I had/have hopes for the the Rookie. In an otherwise forgettable police procedural Nathan Fillion, charm and charisma really carry the show. Some of the best scene are where Nathan talks to people to resolve conflicts. Still he constantly is being shot at or shooting people.

But you are absolutely right the problem with police shows in general is that rules are made to be broken and breaking rules leads to positive results not negative. It is a particularly damaging message because in general I think most successful cops are Lawful Neutral.

This reminds me recently of starting to watch Grey’s Anatomy. I figured it was so popular and ran for so long it would likely be a good thing to watch, and it was at first. Dramatic, training sequences which I always love, but after eight or so episodes the sheer malpractice on display just was gobsmacking. I couldn’t suspend disbelief that all the hinky shit they did would ever persist in a medical setting.

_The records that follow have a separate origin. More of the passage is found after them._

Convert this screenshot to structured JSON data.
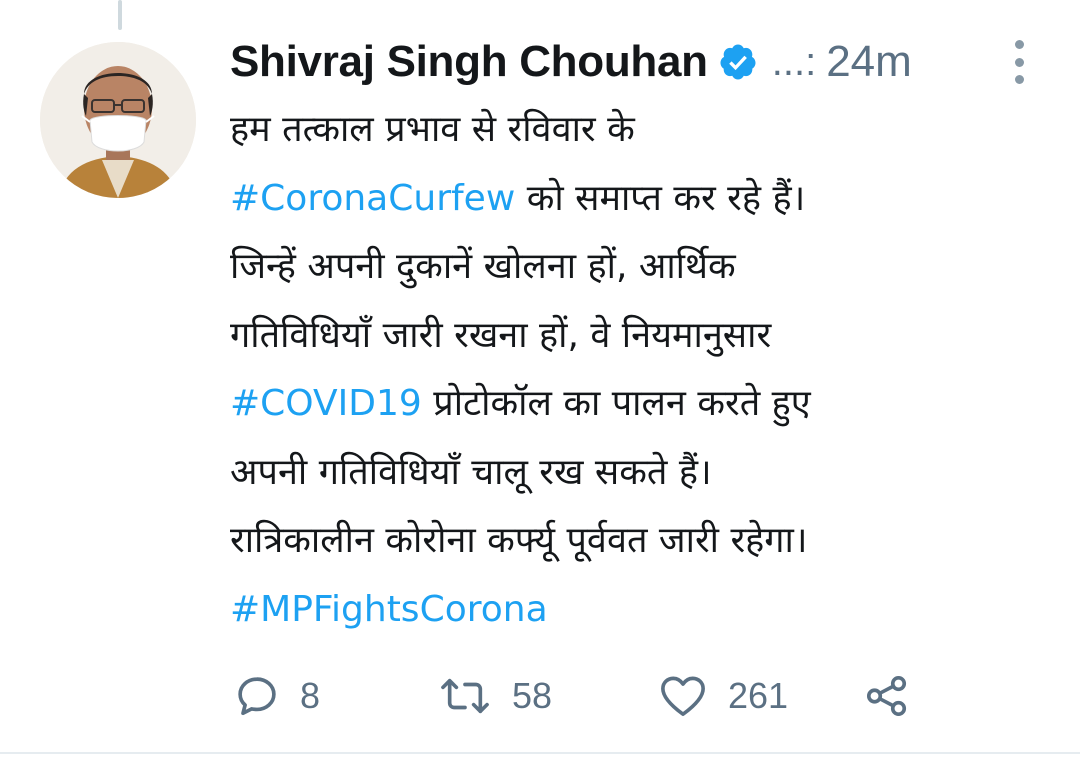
{
  "tweet": {
    "author": {
      "display_name": "Shivraj Singh Chouhan",
      "verified_icon": "verified-badge-icon",
      "handle_truncated": "...:",
      "timestamp": "24m"
    },
    "body_lines": [
      [
        {
          "text": "हम तत्काल प्रभाव से रविवार के",
          "hashtag": false
        }
      ],
      [
        {
          "text": "#CoronaCurfew",
          "hashtag": true
        },
        {
          "text": " को समाप्त कर रहे हैं।",
          "hashtag": false
        }
      ],
      [
        {
          "text": "जिन्हें अपनी दुकानें खोलना हों, आर्थिक",
          "hashtag": false
        }
      ],
      [
        {
          "text": "गतिविधियाँ जारी रखना हों, वे नियमानुसार",
          "hashtag": false
        }
      ],
      [
        {
          "text": "#COVID19",
          "hashtag": true
        },
        {
          "text": " प्रोटोकॉल का पालन करते हुए",
          "hashtag": false
        }
      ],
      [
        {
          "text": "अपनी गतिविधियाँ चालू रख सकते हैं।",
          "hashtag": false
        }
      ],
      [
        {
          "text": "रात्रिकालीन कोरोना कर्फ्यू पूर्ववत जारी रहेगा।",
          "hashtag": false
        }
      ],
      [
        {
          "text": "#MPFightsCorona",
          "hashtag": true
        }
      ]
    ],
    "actions": {
      "reply": {
        "icon": "reply-icon",
        "count": "8"
      },
      "retweet": {
        "icon": "retweet-icon",
        "count": "58"
      },
      "like": {
        "icon": "heart-icon",
        "count": "261"
      },
      "share": {
        "icon": "share-icon"
      }
    }
  },
  "colors": {
    "hashtag": "#1da1f2",
    "verified": "#1da1f2",
    "secondary_text": "#5b7083",
    "primary_text": "#14171a"
  }
}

https://youtu.be/s_L-ingGsxY

You know what I don’t get is despite watching hours of CNN, and even fair amount of MSNBC,
it takes a late-night comedian to do this segment?

A rather depressing report, basically nothing works.

https://www.washingtonpost.com/outlook/five-myths/five-myths-about-policing/2020/06/25/65a92bde-b004-11ea-8758-bfd1d045525a_story.html#comments-wrapper

The way it’s always been. There is a reason the Daily Show and Colbert were so big and why Oliver is.

An interesting theory:

TLDR: Make the Top Cop an elected official with complete power to hire/fire cops, no police unions in the loop.

He makes a pretty solid case for it and why major cities seem to have more police issues than say county sheriff’s departments.